In Her Words: Ncumisa Tells Us About ECD in Her Community

Sometimes when we think about innovations, work with technology or conduct research, we can forget about people. People often get hidden in terminology; the ‘user’, ‘client’, ‘beneficiary’, ‘participant’, ‘test case, ‘use case’, and the list continues. However, at the end of the day, it is people’s realities that we want to shape and improve. All the decisions we make in terms of the work we do, need to be guided by those whose lives will be impacted. Now, the only way to improve that reality, is to understand it. And an important part of understanding it, is to hear about it from the people themselves.

Bearing this in mind, we believe that an important part of how we discuss our work is not only presenting technology and process, but the insights into the lives of the real people behind the innovation. Here, meet Ncumisa. Some insights into Ncumisa’s life, and her thoughts on early childhood development (ECD) centres, add immense value to our thinking around innovations to better her life, her centre and hence the lives of the children in her care.

Ncumisa (39), co-owner of Sinako Educare in Gugulethu.

Ncumisa (39), co-owner of Sinako Educare in Gugulethu.

Ncumisa had lots to say during our conversation, which can be unpacked in later posts, but perhaps what stood out the most is the role she sees ECD centres playing in the broader community. That will be the focus here.

Ncumisa is 39 years old. She was born and raised in Gugulethu, a township outside of Cape Town. She studied public administration, completing her level N6. After studying, she worked at Metrorail and Golden Arrow. At the age of 22 she decided to stop working and to assist her mother in the running of her ECD centre instead.

Sinako Educare, the family’s ECD centre, was started in 1996 by Sofia. Sofia was a domestic worker. After becoming a pensioner, she wanted to start her own business. Something that struck her was the environment in which children were growing up in her community. She wanted to assist those parents who needed to work and could not take care of their children during the day. Ncumisa describes the environment her mother saw:

Sometimes you can hear, you are sitting here and you hear the scream. Someone is looking for their child. Sometimes it’s a rape during the day and then there’s the ‘loose’ children. Anytime you want to call the child to send to the shop, you just stand outside and you will find the children playing outside. So that is why she decided to open the crèche.

After her mother passed away, Ncumisa and her siblings got together and decided to keep the crèche running. This was not merely a business decision. There is a commitment and a sense of responsibility to the community, both parents and children, in the reasoning behind keeping the crèche open: “We won’t let the children and parents suffer for looking for another crèche, whereas they know this crèche”.

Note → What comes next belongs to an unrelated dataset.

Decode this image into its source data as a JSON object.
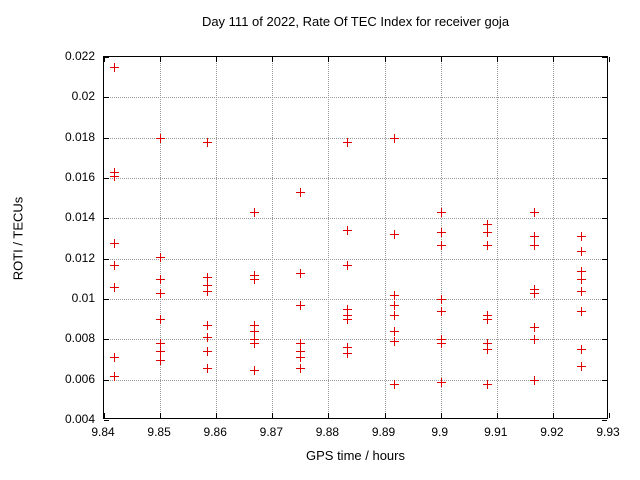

For Ncumisa, ECD centres play an important role in communities:

The population of the children is high now and the safety of the children also. Because you know when your child is in the crèche they are in a safe place and in the safe hands of the people that are there. You don’t worry when you are going to work that you will get the call that your child has been raped or that your child has been killed. Your child is in good hands.

Working with children was not Ncumisa’s desired career path, but her time in the centre has changed her thinking. She loves working with children and she is a businesswoman: “I like working with kids a lot, but first I was not interested because it was not my dream to work with children. But now, since I’m with them, the bond is becoming so tight. … I cannot go back to working for anyone else now. I like it. I did enjoy this a lot. I don’t dream now for going to work for somebody else.”

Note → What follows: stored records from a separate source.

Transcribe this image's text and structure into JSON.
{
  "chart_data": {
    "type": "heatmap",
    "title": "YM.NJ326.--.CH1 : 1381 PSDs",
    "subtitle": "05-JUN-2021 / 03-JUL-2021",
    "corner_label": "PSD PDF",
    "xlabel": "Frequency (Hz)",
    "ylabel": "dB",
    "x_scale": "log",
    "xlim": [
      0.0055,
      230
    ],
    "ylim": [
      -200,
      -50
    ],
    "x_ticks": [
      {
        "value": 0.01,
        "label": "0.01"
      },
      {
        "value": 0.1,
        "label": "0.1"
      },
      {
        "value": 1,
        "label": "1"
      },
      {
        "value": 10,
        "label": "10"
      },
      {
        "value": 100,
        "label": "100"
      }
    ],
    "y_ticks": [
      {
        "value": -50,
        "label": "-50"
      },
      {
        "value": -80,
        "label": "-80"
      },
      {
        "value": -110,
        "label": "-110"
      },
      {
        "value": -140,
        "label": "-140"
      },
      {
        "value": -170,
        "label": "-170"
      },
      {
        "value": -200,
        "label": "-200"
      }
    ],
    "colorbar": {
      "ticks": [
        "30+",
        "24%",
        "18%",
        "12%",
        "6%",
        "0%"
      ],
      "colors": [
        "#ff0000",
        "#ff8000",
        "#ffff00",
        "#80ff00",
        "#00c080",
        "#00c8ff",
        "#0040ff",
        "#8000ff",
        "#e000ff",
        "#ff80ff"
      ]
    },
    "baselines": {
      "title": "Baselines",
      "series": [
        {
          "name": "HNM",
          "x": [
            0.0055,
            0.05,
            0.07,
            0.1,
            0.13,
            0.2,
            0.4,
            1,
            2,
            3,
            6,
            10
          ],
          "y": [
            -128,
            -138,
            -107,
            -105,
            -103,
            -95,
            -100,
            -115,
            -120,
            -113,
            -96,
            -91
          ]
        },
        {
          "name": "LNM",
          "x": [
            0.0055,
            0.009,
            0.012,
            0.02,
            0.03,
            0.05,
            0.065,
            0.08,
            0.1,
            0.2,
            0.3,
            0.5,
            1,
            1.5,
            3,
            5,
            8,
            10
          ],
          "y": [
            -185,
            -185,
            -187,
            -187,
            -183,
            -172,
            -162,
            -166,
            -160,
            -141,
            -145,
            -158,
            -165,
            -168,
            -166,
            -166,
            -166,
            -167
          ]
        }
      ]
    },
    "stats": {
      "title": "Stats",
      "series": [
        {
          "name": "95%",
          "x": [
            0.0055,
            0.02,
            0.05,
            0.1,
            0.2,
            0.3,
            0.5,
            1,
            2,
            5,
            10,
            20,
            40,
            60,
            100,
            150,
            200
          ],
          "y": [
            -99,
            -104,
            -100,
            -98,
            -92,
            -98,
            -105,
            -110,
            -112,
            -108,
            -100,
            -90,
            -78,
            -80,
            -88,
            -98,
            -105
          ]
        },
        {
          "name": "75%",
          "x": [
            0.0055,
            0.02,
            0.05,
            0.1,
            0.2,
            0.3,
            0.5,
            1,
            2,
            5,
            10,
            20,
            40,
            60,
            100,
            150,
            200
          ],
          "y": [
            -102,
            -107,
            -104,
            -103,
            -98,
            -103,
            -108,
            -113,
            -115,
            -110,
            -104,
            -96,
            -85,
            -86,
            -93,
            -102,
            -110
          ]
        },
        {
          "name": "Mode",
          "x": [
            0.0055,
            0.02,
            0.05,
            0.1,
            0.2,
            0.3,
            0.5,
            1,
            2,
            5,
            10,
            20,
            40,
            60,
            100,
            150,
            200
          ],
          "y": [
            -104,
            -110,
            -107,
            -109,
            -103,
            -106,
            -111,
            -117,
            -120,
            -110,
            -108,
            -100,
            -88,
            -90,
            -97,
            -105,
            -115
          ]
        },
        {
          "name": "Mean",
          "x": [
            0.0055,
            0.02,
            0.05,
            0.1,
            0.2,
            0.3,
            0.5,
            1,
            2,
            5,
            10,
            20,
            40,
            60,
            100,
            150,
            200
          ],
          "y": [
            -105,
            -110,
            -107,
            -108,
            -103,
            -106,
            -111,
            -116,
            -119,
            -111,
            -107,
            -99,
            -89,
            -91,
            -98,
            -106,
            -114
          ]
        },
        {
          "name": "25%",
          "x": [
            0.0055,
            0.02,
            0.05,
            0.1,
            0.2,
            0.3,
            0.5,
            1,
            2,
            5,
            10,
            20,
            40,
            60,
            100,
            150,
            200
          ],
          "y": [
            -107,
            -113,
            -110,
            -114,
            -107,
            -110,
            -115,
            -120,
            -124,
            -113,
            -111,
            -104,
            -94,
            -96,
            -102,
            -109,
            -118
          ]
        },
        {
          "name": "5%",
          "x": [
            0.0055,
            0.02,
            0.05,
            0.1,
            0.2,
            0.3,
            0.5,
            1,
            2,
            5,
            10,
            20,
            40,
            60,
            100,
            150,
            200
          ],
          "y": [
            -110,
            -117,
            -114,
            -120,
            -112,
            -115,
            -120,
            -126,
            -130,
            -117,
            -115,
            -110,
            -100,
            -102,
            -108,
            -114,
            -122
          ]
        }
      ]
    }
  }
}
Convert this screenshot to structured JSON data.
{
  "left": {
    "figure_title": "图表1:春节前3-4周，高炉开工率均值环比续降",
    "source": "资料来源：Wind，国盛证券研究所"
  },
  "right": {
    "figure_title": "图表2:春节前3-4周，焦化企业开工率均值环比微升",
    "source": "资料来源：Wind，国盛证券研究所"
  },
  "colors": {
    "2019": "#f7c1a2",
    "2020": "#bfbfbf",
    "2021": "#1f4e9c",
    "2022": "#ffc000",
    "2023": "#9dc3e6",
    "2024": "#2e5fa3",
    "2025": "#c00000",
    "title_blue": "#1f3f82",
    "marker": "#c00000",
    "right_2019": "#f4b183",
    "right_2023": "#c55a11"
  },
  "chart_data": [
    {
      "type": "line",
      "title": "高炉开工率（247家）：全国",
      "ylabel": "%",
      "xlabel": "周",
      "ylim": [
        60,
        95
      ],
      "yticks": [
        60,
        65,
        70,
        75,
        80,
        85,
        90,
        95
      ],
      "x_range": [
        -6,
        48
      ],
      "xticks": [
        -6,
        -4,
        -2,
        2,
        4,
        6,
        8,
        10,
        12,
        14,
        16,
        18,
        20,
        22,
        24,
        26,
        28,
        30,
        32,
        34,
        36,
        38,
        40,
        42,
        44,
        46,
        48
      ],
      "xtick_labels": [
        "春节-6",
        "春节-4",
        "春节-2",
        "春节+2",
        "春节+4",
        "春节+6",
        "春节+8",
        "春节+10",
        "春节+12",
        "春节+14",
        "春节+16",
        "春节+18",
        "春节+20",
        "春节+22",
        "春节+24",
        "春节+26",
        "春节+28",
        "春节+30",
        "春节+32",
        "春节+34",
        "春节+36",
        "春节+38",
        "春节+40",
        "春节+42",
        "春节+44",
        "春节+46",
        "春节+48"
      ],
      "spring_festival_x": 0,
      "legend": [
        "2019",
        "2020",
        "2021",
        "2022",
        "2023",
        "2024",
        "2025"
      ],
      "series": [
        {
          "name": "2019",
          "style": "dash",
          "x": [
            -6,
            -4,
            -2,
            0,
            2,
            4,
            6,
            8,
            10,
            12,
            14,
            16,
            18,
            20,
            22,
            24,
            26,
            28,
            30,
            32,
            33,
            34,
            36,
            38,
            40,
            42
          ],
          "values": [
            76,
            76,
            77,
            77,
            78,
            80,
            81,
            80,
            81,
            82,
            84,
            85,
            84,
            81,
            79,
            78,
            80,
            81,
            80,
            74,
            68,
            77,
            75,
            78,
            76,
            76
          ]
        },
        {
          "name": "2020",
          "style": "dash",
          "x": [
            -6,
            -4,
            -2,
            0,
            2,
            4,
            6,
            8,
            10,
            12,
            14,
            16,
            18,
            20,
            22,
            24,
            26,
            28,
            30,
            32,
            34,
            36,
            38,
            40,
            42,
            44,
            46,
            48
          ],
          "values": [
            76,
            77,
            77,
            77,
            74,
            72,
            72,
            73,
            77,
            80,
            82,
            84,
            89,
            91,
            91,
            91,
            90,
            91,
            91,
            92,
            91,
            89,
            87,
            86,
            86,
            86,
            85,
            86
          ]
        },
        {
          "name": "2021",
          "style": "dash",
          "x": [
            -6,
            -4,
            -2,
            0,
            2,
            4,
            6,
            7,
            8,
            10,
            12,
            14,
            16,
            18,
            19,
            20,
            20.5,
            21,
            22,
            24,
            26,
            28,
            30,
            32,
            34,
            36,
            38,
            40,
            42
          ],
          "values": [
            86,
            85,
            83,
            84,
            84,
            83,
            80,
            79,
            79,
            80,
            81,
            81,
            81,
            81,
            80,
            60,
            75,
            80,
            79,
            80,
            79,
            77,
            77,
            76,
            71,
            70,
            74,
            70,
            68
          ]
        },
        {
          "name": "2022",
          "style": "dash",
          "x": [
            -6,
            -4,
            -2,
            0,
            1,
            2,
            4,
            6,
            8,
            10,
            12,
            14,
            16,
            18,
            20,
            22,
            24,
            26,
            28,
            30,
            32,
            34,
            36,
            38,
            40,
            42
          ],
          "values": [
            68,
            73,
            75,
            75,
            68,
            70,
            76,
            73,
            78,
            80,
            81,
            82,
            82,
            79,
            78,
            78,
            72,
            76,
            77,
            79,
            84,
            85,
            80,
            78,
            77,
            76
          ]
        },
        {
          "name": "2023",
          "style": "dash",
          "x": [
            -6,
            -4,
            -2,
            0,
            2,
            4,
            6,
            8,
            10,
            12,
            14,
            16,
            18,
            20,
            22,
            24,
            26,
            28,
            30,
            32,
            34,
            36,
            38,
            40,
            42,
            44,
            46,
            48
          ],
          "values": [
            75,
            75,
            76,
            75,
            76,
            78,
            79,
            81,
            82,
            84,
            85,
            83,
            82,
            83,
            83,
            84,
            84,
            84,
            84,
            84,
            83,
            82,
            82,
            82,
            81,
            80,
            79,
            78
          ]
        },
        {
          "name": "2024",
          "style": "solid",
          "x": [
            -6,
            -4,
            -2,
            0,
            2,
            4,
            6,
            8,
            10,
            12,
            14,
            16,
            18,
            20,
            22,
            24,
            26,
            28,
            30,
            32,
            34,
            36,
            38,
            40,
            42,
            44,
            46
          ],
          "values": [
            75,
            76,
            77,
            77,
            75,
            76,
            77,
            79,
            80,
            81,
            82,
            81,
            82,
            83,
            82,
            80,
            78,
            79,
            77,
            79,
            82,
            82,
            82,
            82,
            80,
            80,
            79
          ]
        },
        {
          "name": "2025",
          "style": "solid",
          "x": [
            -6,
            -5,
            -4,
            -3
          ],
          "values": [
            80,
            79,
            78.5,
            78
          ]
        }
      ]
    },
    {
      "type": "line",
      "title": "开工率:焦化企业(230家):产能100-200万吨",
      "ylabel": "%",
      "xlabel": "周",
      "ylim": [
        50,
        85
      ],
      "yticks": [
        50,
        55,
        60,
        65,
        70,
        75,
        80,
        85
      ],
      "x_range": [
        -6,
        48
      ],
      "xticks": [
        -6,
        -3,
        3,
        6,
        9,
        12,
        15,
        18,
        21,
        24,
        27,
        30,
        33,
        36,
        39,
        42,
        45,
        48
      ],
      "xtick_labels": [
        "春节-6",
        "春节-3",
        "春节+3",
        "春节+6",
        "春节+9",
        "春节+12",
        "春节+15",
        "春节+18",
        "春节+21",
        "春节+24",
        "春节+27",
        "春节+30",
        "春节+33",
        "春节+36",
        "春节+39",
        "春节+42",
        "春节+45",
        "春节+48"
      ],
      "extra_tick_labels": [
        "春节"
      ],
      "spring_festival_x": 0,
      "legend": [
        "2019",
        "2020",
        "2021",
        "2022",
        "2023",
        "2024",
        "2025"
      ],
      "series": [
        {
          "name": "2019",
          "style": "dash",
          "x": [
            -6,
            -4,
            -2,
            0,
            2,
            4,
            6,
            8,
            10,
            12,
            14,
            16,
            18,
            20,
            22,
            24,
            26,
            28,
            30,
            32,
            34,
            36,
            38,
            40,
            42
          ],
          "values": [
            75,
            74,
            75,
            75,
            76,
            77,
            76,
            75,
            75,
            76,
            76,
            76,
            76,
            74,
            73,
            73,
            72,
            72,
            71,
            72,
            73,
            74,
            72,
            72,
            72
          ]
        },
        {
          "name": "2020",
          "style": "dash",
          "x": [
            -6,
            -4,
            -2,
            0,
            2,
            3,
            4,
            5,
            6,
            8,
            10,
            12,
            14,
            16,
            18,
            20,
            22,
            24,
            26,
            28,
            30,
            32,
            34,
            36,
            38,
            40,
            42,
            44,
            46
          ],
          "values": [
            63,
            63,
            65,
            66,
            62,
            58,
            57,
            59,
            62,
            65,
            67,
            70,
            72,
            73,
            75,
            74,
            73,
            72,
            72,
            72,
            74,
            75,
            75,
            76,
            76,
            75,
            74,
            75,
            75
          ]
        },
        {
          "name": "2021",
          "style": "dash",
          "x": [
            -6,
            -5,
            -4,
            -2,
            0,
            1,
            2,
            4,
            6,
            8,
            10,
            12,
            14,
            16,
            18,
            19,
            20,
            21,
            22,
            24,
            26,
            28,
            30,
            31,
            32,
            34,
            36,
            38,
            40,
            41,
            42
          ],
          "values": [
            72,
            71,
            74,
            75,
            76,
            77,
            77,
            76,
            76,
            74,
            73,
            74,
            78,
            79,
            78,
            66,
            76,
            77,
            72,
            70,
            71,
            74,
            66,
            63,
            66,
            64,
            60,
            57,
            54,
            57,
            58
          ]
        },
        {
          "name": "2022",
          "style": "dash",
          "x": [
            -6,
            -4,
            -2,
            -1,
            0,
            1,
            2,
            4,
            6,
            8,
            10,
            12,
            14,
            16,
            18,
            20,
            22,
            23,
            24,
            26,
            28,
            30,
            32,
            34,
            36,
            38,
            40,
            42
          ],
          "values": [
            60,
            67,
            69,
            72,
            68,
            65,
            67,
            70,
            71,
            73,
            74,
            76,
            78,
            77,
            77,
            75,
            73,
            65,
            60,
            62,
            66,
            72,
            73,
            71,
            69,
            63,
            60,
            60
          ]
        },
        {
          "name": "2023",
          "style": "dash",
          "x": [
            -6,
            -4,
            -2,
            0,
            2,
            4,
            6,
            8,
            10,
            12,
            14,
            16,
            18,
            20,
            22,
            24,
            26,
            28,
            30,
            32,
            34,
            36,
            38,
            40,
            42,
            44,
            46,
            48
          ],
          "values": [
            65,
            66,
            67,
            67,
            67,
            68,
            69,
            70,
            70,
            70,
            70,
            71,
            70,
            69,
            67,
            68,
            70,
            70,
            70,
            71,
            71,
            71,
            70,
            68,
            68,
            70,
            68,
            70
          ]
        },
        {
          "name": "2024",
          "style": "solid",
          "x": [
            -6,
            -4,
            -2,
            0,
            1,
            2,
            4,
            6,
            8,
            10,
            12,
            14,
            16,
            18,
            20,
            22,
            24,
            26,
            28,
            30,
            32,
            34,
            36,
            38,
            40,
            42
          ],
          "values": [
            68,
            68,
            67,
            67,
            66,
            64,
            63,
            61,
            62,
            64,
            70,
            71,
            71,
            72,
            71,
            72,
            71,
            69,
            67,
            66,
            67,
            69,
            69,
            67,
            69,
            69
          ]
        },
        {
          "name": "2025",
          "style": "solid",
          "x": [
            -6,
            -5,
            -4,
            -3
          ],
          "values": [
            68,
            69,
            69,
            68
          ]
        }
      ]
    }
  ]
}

When asked about her hopes for the centre, Ncumisa noted the following:

To upgrade, to upgrade, to upgrade the standard. Because we also want... the parents when they come here you know my child, the place is clean, my child has space where they can play, they’ve got a nice beds, they’ve got a nice clean mattress where they can sleep. And then the education also, they’ve got all the facilities because also we need to have, even if it’s a dummy computer, so the children will know how to type computer and also the toys. We need to upgrade, to upgrade the standard.

Her sentiments are obviously a reflection of what she wishes for her centre, but she clearly looks at the situation from the perspective of the parents and children in her community. She wants them to be proud of the centre and to get the most benefit.

What is also striking about her vision for the crèche is that it extends well beyond having better facilities, it is about impacting her broader community, a legacy left, no doubt, by her mother:

I’m just dreaming now the crèche must be big, so that I can employ and open the doors for other people who don’t earn, who are sitting at home, who don’t get work. To come to join us and learn with us. Because you know my mother, the time she started the crèche, two of her teachers are now owning their own crèches, two of them. They are owners now of their own crèches. So you come each and every day, you learning, we learning. Now I know this, I know that. Each and every day we must learn something.

Here, Ncumisa taught us a bit more about the bigger picture of what innovations and technology-use in the ECD arena should be able to affect. In seeing what she values we are able to target our interventions and ideas in ways that are meaningful to real people. Because without buy-in from those on the ground, the biggest and boldest ideas will mean much less.